2023 smartwatch developed by Google

The Pixel Watch 2 is a Wear OS-based smartwatch designed, developed, and marketed by Google as part of the Google Pixel product line. It serves as the successor to the first-generation Pixel Watch.

The Pixel Watch 2 was officially announced on October 4, 2023, at the annual Made by Google event, and was released in the United States on October 12.

== History ==
In May 2023, 9to5Google reported that Google intended to release a successor to the Pixel Watch, a Wear OS–powered smartwatch, in October. Two codenames for the watch, believed to be in reference to the Wi-Fi and cellular models, were later discovered to be "Eos" and "Aurora". Three models were approved by the Federal Communications Commission (FCC) in August, while the Eos model was listed on the Google Play Console device catalog for developers. After previewing the watch in September, Google officially announced the Pixel Watch 2 on October 4, alongside the Pixel 8 and Pixel 8 Pro, at the annual Made by Google event. Pre-orders became available the same day, before being released in 30 countries on October 12. The watch suffered from significant shipping delays at the online Google Store.

== Specifications ==

=== Design ===
Visually, the Pixel Watch 2 is near-identical to its predecessor, save a "slightly redesigned haptic crown". Six new families of watch faces were made available at launch. It is available in four case–band color pairs:

Color options for the Pixel Watch
| Case | Polished Silver | Matte Black | Champagne Gold | Polished Silver |
| Active Band | Bay | Obsidian | Hazel | Porcelain |

=== Hardware ===
The Pixel Watch 2 is made of recycled aluminum, a departure from the original Pixel Watch's stainless steel watch frame. Google stated that the change was made to make the watch lighter and more comfortable for users. It is powered by Qualcomm's Snapdragon SW5100 system-on-chip (SoC), a departure from its predecessor's Samsung Exynos chip. The watch's new circular sensor array consists of several new sensors. A multipath heart rate sensor boasts more accurate readings; a skin temperature sensor tracks sleep but not menstruation; while an electrodermal activity sensor detects sweat beads to assess the wearer's mood. The Pixel Watch 2 is not compatible with the first generation's proprietary magnetic charger, instead requiring a newer and faster one.

=== Software ===
The Pixel Watch 2 shipped with Wear OS 4.0. Like its predecessor, the watch features heavy Fitbit integration, given Google's acquisition of the company in 2021. New personal safety features include emergency location sharing, Safety Check, and Safety Signal.

== Reception ==
In her review for The Verge, Victoria Song praised the Pixel Watch 2's improvements from the first-generation on all fronts, especially battery life, as did Yahoo! Finance reviewer Daniel Howley and Digital Spy reviewer Jason Murdock.
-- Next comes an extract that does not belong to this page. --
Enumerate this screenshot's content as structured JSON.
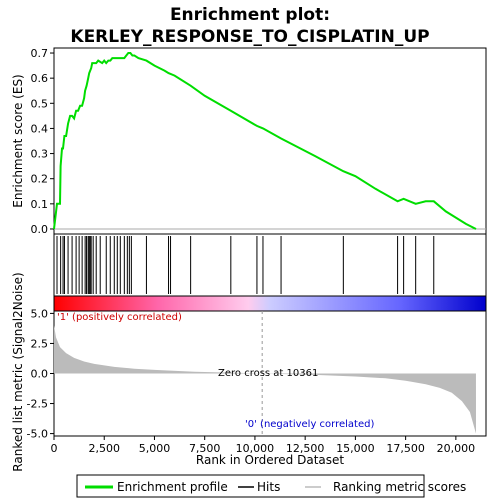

Julian Chokkattu of Wired concurred, writing, "I get a watch that actually comes with everything I wish the original did out of the box. Hooray!" Matthew Miller of ZDNET highlighted the watch's deep Fitbit integration and safety features, but was ambivalent toward its small size. Will Greenwald of PCMag praised the watch's design, performance, and health features, while Mark Knapp of IGN called it "elegant and performant" but "still not a killer". CNN Underscored's Max Buondonno and TheStreets Jason Cipriani hailed its health, performance, and battery life enhancements. Writing for The Guardian, Samuel Gibbs appreciated the improved performance and battery life but was disappointed with the lack of advanced health features and ability to be repaired. Engadgets Cherlynn Low was conflicted, commending Google's efforts to close the gap between other smartwatches but still finding it mediocre overall; Inverses Raymond Wong agreed, calling it "a better smartwatch, but not the best". Elizabeth de Luna of Mashable described the watch as "playing catch-up to the Apple Watch", while Robert Leedham of GQ thought it was the ideal smartwatch for those indifferent toward smartwatches.